Armen A. Alchian, Property Rights

We understand why Pandora wants to destroy ASCAP and BMI–the Man 2.0 doesn’t like uppity songwriters who want to be paid fairly.  Pandora and its fellow travelers in its many lobbying groups (Digital Media Association, Consumer Electronics Association, National Association of Broadcasters and the McCoalition) would like very much to destroy collective licensing.

And make no mistake–that’s exactly what they are trying to do.  By trying to stop publishers from withdrawing rights from the broken rate court system that dictates terms to songwriters affiliated with ASCAP and BMI, Pandora knows full well that they can use the consent decrees to force big publishers to withdraw from ASCAP and BMI thus substantially weakening the PROs for everyone left behind.

The Pandora ruling from the ASCAP rate court came up with what many view as a truly whacky interpretation of the ASCAP consent decree.  That ruling ignores the clear legislative language and intent of Congress in drafting the Copyright Act and somehow freezes the bundle of rights that is copyright but only if a songwriter joins ASCAP–and consents to be governed by a 74 year old government mandate that bears no resemblance to reality.

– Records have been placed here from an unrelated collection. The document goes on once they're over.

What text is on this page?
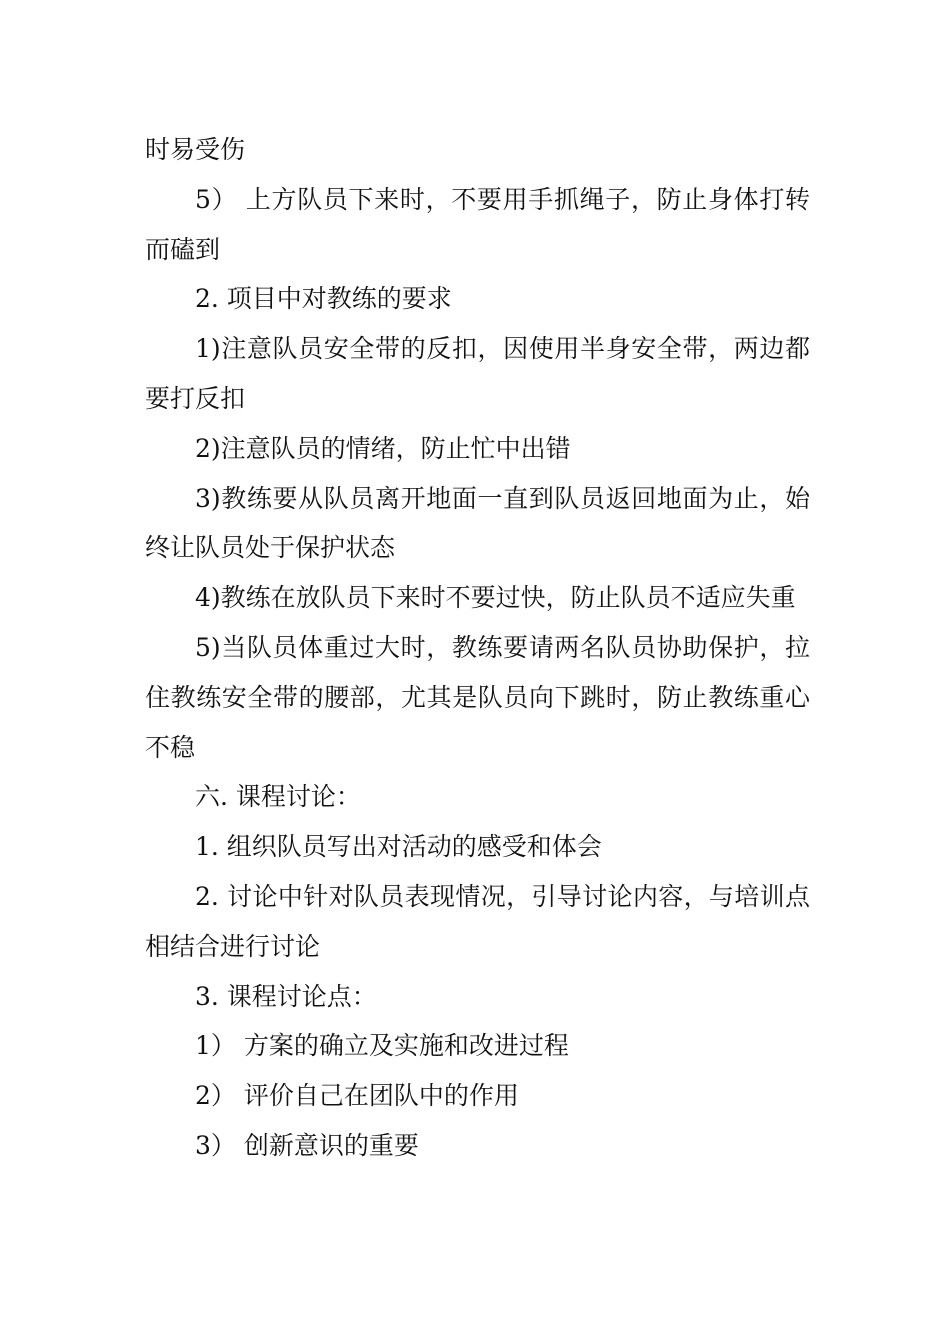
时易受伤

5） 上方队员下来时，不要用手抓绳子，防止身体打转而磕到

2. 项目中对教练的要求

1)注意队员安全带的反扣，因使用半身安全带，两边都 要打反扣

2)注意队员的情绪，防止忙中出错

3)教练要从队员离开地面一直到队员返回地面为止，始终让队员处于保护状态

4)教练在放队员下来时不要过快，防止队员不适应失重

5)当队员体重过大时，教练要请两名队员协助保护，拉住教练安全带的腰部，尤其是队员向下跳时，防止教练重心不稳

六. 课程讨论：

1. 组织队员写出对活动的感受和体会

2. 讨论中针对队员表现情况，引导讨论内容，与培训点相结合进行讨论

3. 课程讨论点：

1） 方案的确立及实施和改进过程

2） 评价自己在团队中的作用

3） 创新意识的重要
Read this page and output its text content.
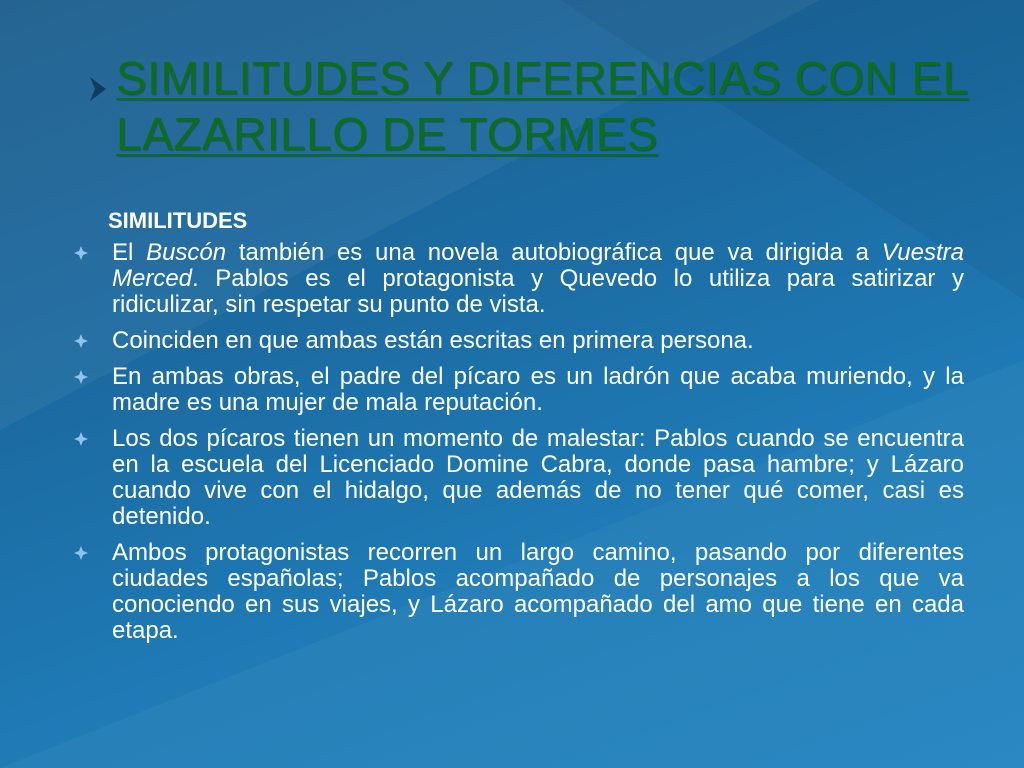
SIMILITUDES Y DIFERENCIAS CON EL LAZARILLO DE TORMES
SIMILITUDES
El Buscón también es una novela autobiográfica que va dirigida a Vuestra Merced. Pablos es el protagonista y Quevedo lo utiliza para satirizar y ridiculizar, sin respetar su punto de vista.
Coinciden en que ambas están escritas en primera persona.
En ambas obras, el padre del pícaro es un ladrón que acaba muriendo, y la madre es una mujer de mala reputación.
Los dos pícaros tienen un momento de malestar: Pablos cuando se encuentra en la escuela del Licenciado Domine Cabra, donde pasa hambre; y Lázaro cuando vive con el hidalgo, que además de no tener qué comer, casi es detenido.
Ambos protagonistas recorren un largo camino, pasando por diferentes ciudades españolas; Pablos acompañado de personajes a los que va conociendo en sus viajes, y Lázaro acompañado del amo que tiene en cada etapa.
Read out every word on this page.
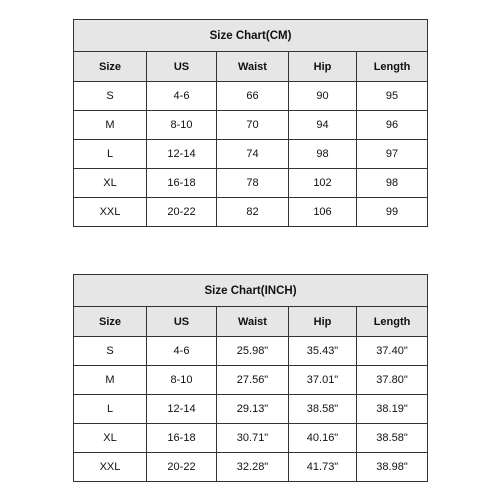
Size Chart(CM)				
Size	US	Waist	Hip	Length
S	4-6	66	90	95
M	8-10	70	94	96
L	12-14	74	98	97
XL	16-18	78	102	98
XXL	20-22	82	106	99
Size Chart(INCH)				
Size	US	Waist	Hip	Length
S	4-6	25.98"	35.43"	37.40"
M	8-10	27.56"	37.01"	37.80"
L	12-14	29.13"	38.58"	38.19"
XL	16-18	30.71"	40.16"	38.58"
XXL	20-22	32.28"	41.73"	38.98"
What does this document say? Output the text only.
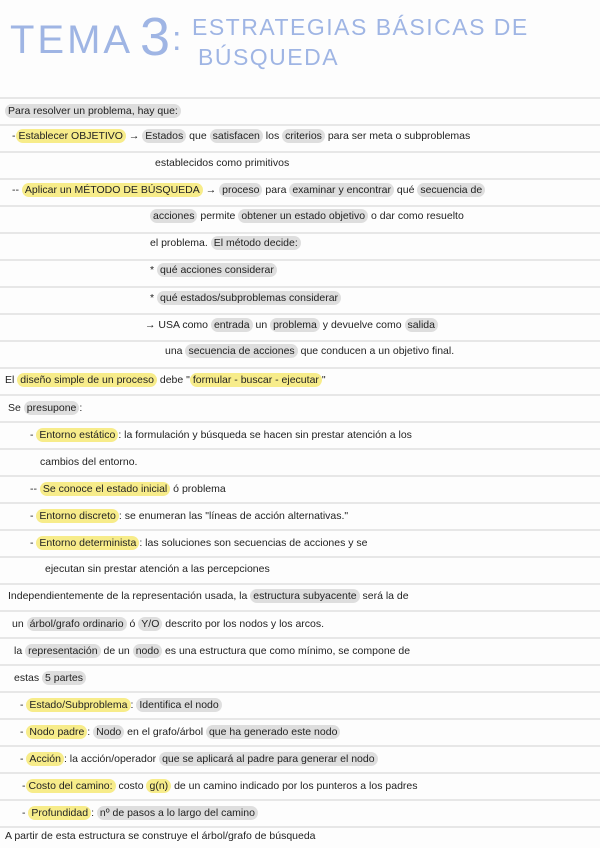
TEMA 3 : ESTRATEGIAS BÁSICAS DE
BÚSQUEDA
Para resolver un problema, hay que:
- Establecer OBJETIVO → Estados que satisfacen los criterios para ser meta o subproblemas
establecidos como primitivos
-- Aplicar un MÉTODO DE BÚSQUEDA → proceso para examinar y encontrar qué secuencia de
acciones permite obtener un estado objetivo o dar como resuelto
el problema. El método decide:
* qué acciones considerar
* qué estados/subproblemas considerar
→ USA como entrada un problema y devuelve como salida
una secuencia de acciones que conducen a un objetivo final.
El diseño simple de un proceso debe " formular - buscar - ejecutar "
Se presupone :
- Entorno estático : la formulación y búsqueda se hacen sin prestar atención a los
cambios del entorno.
-- Se conoce el estado inicial ó problema
- Entorno discreto : se enumeran las "líneas de acción alternativas."
- Entorno determinista : las soluciones son secuencias de acciones y se
ejecutan sin prestar atención a las percepciones
Independientemente de la representación usada, la estructura subyacente será la de
un árbol/grafo ordinario ó Y/O descrito por los nodos y los arcos.
la representación de un nodo es una estructura que como mínimo, se compone de
estas 5 partes
- Estado/Subproblema : Identifica el nodo
- Nodo padre : Nodo en el grafo/árbol que ha generado este nodo
- Acción : la acción/operador que se aplicará al padre para generar el nodo
- Costo del camino: costo g(n) de un camino indicado por los punteros a los padres
- Profundidad : nº de pasos a lo largo del camino
A partir de esta estructura se construye el árbol/grafo de búsqueda
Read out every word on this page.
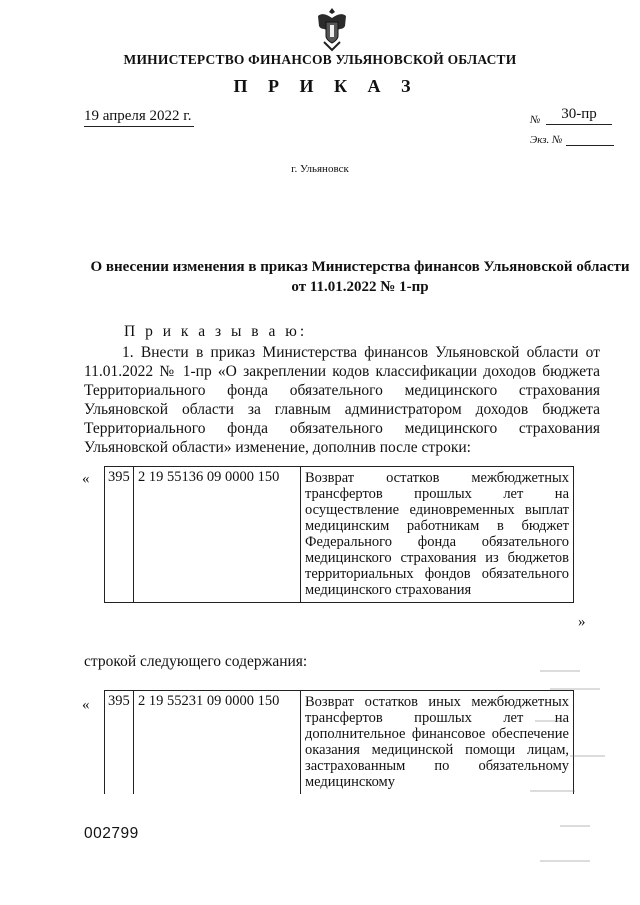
МИНИСТЕРСТВО ФИНАНСОВ УЛЬЯНОВСКОЙ ОБЛАСТИ
П Р И К А З
19 апреля 2022 г.	№	30-пр
Экз. №
г. Ульяновск
О внесении изменения в приказ Министерства финансов Ульяновской области от 11.01.2022 № 1-пр
П р и к а з ы в а ю:
1. Внести в приказ Министерства финансов Ульяновской области от 11.01.2022 № 1-пр «О закреплении кодов классификации доходов бюджета Территориального фонда обязательного медицинского страхования Ульяновской области за главным администратором доходов бюджета Территориального фонда обязательного медицинского страхования Ульяновской области» изменение, дополнив после строки:
« 395	2 19 55136 09 0000 150	Возврат остатков межбюджетных трансфертов прошлых лет на осуществление единовременных выплат медицинским работникам в бюджет Федерального фонда обязательного медицинского страхования из бюджетов территориальных фондов обязательного медицинского страхования
»
строкой следующего содержания:
« 395	2 19 55231 09 0000 150	Возврат остатков иных межбюджетных трансфертов прошлых лет на дополнительное финансовое обеспечение оказания медицинской помощи лицам, застрахованным по обязательному медицинскому
002799
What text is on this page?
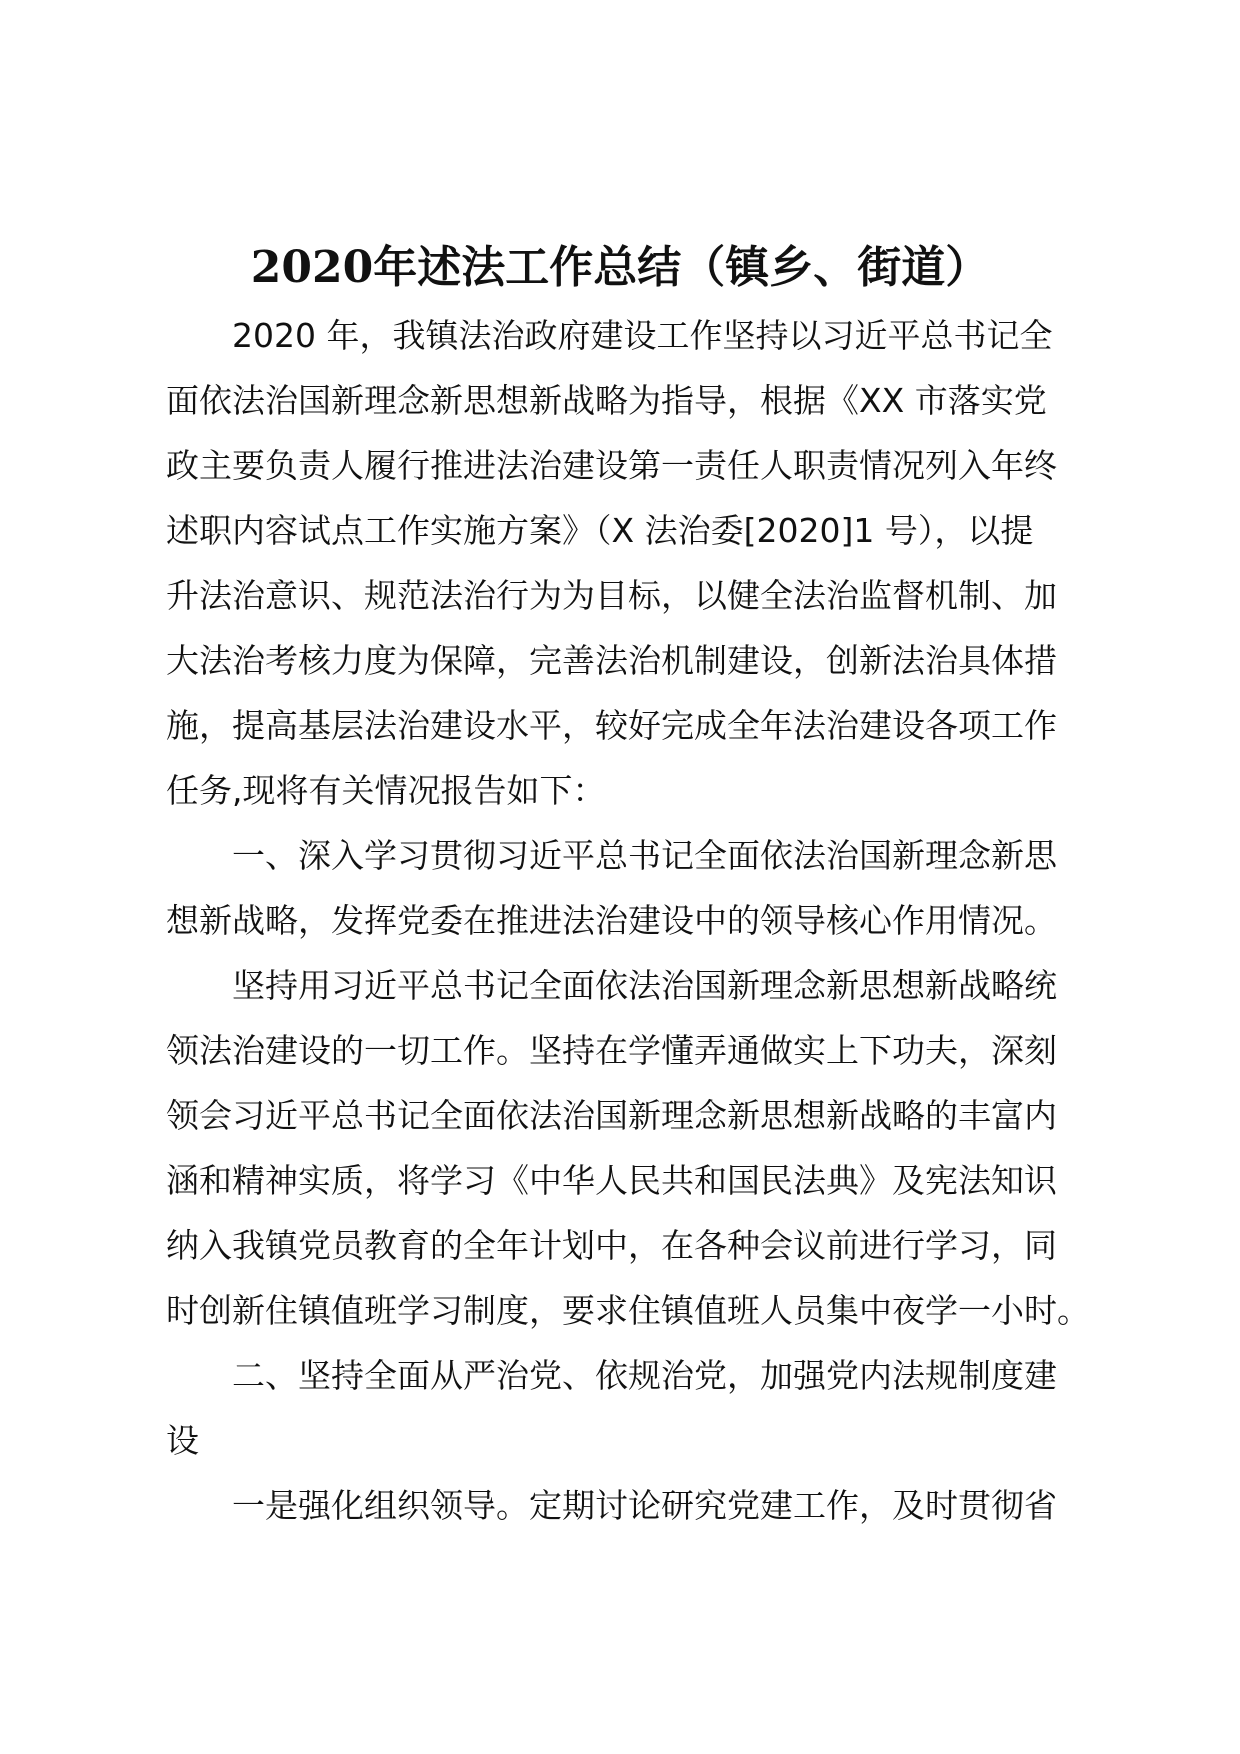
2020年述法工作总结（镇乡、街道）
2020 年，我镇法治政府建设工作坚持以习近平总书记全
面依法治国新理念新思想新战略为指导，根据《XX 市落实党
政主要负责人履行推进法治建设第一责任人职责情况列入年终
述职内容试点工作实施方案》（X 法治委[2020]1 号），以提
升法治意识、规范法治行为为目标，以健全法治监督机制、加
大法治考核力度为保障，完善法治机制建设，创新法治具体措
施，提高基层法治建设水平，较好完成全年法治建设各项工作
任务,现将有关情况报告如下：
一、深入学习贯彻习近平总书记全面依法治国新理念新思
想新战略，发挥党委在推进法治建设中的领导核心作用情况。
坚持用习近平总书记全面依法治国新理念新思想新战略统
领法治建设的一切工作。坚持在学懂弄通做实上下功夫，深刻
领会习近平总书记全面依法治国新理念新思想新战略的丰富内
涵和精神实质，将学习《中华人民共和国民法典》及宪法知识
纳入我镇党员教育的全年计划中，在各种会议前进行学习，同
时创新住镇值班学习制度，要求住镇值班人员集中夜学一小时。
二、坚持全面从严治党、依规治党，加强党内法规制度建
设
一是强化组织领导。定期讨论研究党建工作，及时贯彻省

ASCAP naturally appealed this bizarre Pandora ruling from the one judge with exclusive jurisdiction over ASCAP songwriters and the Second Circuit has ruled against those songwriters.  We can only hope that the Department of Justice stops the madness in its review of the consent decrees and that the courts will follow the DOJ’s modifications.

Unfortunately, the one modification we  probably won’t see from the DOJ will be to take the fate of ASCAP and BMI songwriters out of the hands of a single judge.

Pandora should make no mistake–this is not over.

This is part of what I wrote in my comments to the Department of Justice on the consent decree review from last summer:

What Happened to the Bundle of Rights?

It is axiomatic that under the 1976 Copyright Act, copyright is a bundle of rights. Copyright owners are largely free to exploit their rights or subdivisions of copyright in whole or in part. This is arguably the fundamental reason why PROs exist—to administer the performance right subdivision of the bundle.

Methods of monetizing songs have evolved with technology as the marketplace identifies new methods of exploitation. Generally speaking, promoting licensing of these new methods seems to be the broad policy goal of the consent decrees. The government has also determined that promoting licensing is so important that it effectively trumps the songwriter’s right to say “no,” a provision of the consent decrees that the regulated PROs were required to agree.

After the last Pandora decision in the ASCAP rate court, it appears that the consent decree is being interpreted to require that copyright owners withdraw from ASCAP altogether in order to enjoy the right to license a subdivision of their bundle of exclusive rights, replacing the songwriter’s decision with the Court’s own interpretation of the government’s requirements. (The same applies to BMI.)

Respectfully, I fail to see the logic, utility or authority for the government establishing an arbitrary bright line limit on how far the copyright bundle can be subdivided.

If the government permits copyright owners to license all of the performance right through regulated PROs, why should the government take a songwriter’s right to license a subdivision of the performance right outside of the consent decree? This is particularly true of digital performance rights that were barely commercialized or did not exist at all at the time of the last modifications of the respective consent decrees.

I understand why the music users would like us to believe that the government intended to regulate uses that did not exist at the time of the modifications, but I hope you can empathize with songwriters who find this rather stunning logic and take a contrary view.

This arbitrary limitation on the statutory right to subdivision essentially dares copyright owners to disassociate themselves from the regulated PROs, a course that I fully believe they will eventually follow. If enough copyright owners are effectively forced to withdraw from the regulated PROs in order to enjoy an actual free market for subdivisions of their rights permitted by the Copyright Act, both ASCAP and BMI surely will be diminished to the great disadvantage of songwriters.

I suggest that the market should be trusted to do a better job of creating licensing opportunities as likely would occur if copyright owners were free to decide how to license their property. The rate courts’ position seems at odds with the elegance of the bundle of rights solution that underpins our private property traditions of personal liberty.